Актриса выпрыгнула из автомобиля, чтобы удостовериться в целости бабушки. Из открытой дверцы машины зазвенела, загремела и зашелестела дождем по листве та самая песня…
С бабушкой все было в порядке. Она немного испугалась, слишком поздно заметив вырвавшуюся из переулка машину. Думала, что проживает последние мгновения. Попыталась вспомнить, кто помечен в ее замечании как наследник. И тут машина остановилась. Выбежала девушка. За ней следом неслась пронзительная, звонкая, сверлящая мозг песня. Бабушка запомнила одну строчку, повторяемую рефреном в припеве…
Актриса Екатерина спросила:
— Как вы? Вам помочь?
Пожилая женщина уважительно оглядела актрису, ее шубу, брюки и сапоги. Некоторое время оценивала на вид машину. Поняла, что скандал может повлечь неприятности, и ответила с улыбкой:
— Девочка моя, все хорошо! Бабушка старенькая, плохо видит. Ничего… Ничего…
Когда Екатерина вернулась на место, песня закончилась. Новый ведущий объявлял следующий конкурс. Обещал подарить очки в модной оправе тому, кто назовет день Святой Екатерины.
Актриса не стала долго думать и набрала номер студии:
— Алло! Говорите, вы в эфире! — прокричал ведущий. Его голос был искажен из-за плохой связи. Актриса звонила на ходу, все еще мечтая попасть на репетицию и мчась по улицам города к театру.
— Седьмое декабря!
Ведущий замешкался. В тот самый момент он примерял очки в модной оправе и радовался тому, что подошли. Правильный ответ актрисы Екатерины лишил его надежды.

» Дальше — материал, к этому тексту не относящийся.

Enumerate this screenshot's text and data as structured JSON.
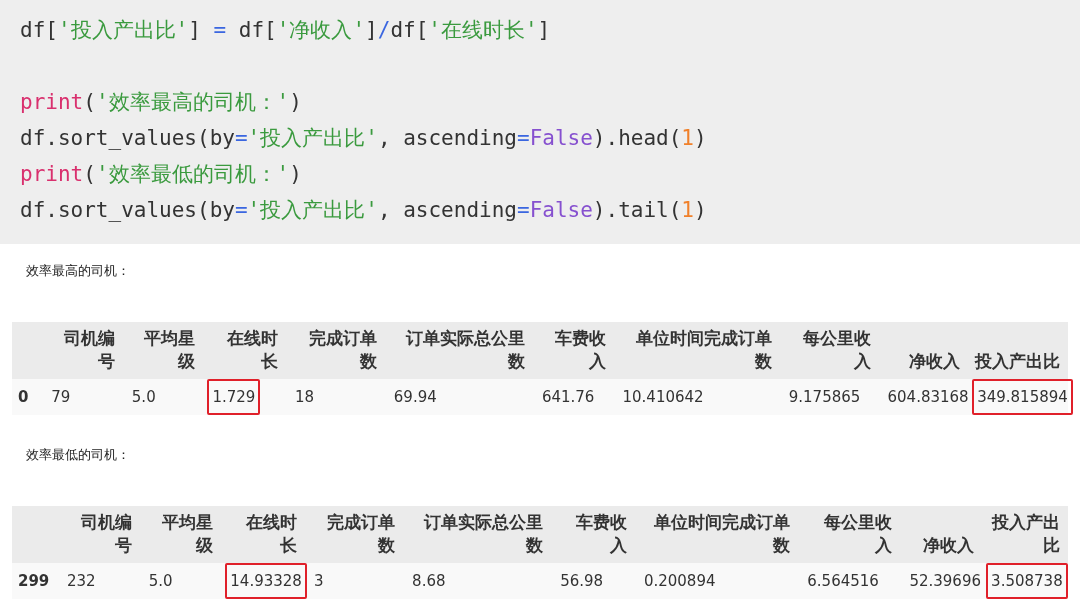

— Девушка, вы так внезапно ворвались в эфир… Давайте познакомимся. Как вас зовут?
— А вы как думаете? Если уж знаю ответ на вопрос об именинах Екатерины, то как меня могут звать? — спросила в свою очередь актриса.
Впереди на дороге засверкали жилеты постовых ДПС. Автомобиль актрисы адекватно отреагировал на взмах полосатой палочки и притормозил. Она увлеклась разговором с ведущим и слишком поздно вспомнила, что водителям запрещено разговаривать по телефону за рулем…
В радиоэфире произошла заминка. Девушка, правильно ответившая на вопрос, внезапно отключилась, не уточнив, где сможет забрать приз. Ведущий погоревал по этому поводу, а потом еще раз примерил очки, улыбнулся и объявил рубрику «Музыка по заявкам слушателей».
№ 4. Школьная литература
В восемьдесят четыре года Аркадия Христофоровна отучилась жить настоящим.
Уже давно похоронив мужа, она до сих пор считала его, как и прежде, живым. Могла разговаривать с ним часами, прежде чем понимала, что находится в комнате одна и что отвечает на собственные вопросы сама. Кабинет мужа, известного писателя, оставался прежним — пыльным, заваленным бумагами и похвальными грамотами.
Дверь дома держалась открытой весь день, хотя никто не стремился толкнуть ее и очутиться в квартире писателя-мариниста и его очаровательной жены, бывшей радиожурналистки. Люди забыли дорогу в этот дом.
Хотя Аркадия Христофоровна считала иначе. Каждое утро она поворачивала ключ в замке, выглядывала в коридор и радовалась обилию гостей, «выстроившихся» за дверью в ожидании приглашения. Она торопливо накрывала на стол, расставляла стулья, «будила» мужа и ставила чайник на плиту.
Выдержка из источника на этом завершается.